Dafür hat sie nicht das Mandat
Angela Merkel glaubt, sie hofft. Und natürlich kann der Glaube viel bewirken, Berge versetzen. Aber sie ist Regierungschefin eines Landes, in dem bislang das meiste innergesellschaftlich gesetzlich geregelt war, zu wenig improvisiert wurde. Es ist daher großartig, was gegenwärtig hierzulande bewältigt wird, was Behörden, Polizei und Hilfswerke leisten. Aber das Land stößt an Grenzen. Der Sozialstaat funktioniert nur dann reibungslos, wenn er sich abgrenzt. Schon jetzt müssen binnen kürzester Zeit zigtausende von Kitamitarbeitern, Lehrern und Sozialarbeitern eingestellt und Wohnungsraum beschafft werden. Willen allein reicht dazu nicht aus, die Anforderungen an die Gesellschaft sind gewaltig. Und je mehr Menschen in kurzer Zeit kommen, umso größer müssen die Zwangsmaßnahmen sein, die die Städte und Gemeinden erlassen. Gewiss kann man vorübergehend auf den Sportunterricht verzichten oder ihn im Freien ausüben. Aber die Zahl der in Flüchtlingsunterkünfte verwandelten Turnhallen zeigt an, wie nahe die Bundesrepublik ihren Belastungsgrenzen ist.

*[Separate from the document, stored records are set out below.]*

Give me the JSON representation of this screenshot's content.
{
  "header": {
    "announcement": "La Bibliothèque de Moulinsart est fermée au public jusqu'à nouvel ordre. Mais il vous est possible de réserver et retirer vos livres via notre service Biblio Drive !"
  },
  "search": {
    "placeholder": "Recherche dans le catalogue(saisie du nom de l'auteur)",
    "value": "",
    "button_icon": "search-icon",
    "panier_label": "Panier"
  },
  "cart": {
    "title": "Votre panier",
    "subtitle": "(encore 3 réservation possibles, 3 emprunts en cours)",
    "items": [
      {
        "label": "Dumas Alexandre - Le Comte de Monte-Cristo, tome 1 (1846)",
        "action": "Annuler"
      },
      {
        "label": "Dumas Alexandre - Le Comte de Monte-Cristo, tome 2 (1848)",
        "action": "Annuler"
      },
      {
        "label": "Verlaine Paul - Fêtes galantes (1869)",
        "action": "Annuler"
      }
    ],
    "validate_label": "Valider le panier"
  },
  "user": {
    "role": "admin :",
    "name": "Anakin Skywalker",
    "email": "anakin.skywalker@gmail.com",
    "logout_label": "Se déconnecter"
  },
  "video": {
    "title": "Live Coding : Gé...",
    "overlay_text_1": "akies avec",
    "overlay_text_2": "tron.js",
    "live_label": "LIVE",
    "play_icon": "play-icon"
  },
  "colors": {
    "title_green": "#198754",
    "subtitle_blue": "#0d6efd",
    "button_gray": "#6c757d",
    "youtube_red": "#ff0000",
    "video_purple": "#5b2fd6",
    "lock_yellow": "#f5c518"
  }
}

Angela Merkel scheint von derartigen Hinweisen unbeeindruckt. Die als sehr vorsichtig beschriebene Politikerin geht ihren Weg, entschlossen. Eine klare Mehrheit der Bevölkerung verfolgt dies mit Erstaunen und wachsender Sorge. Denn es kann nicht sein, das ein einziger Politiker, also die Bundeskanzlerin, eine Risikopolitik betreibt, für die sie bei der letzten Wahl das Mandat der Wähler nicht erhalten hat.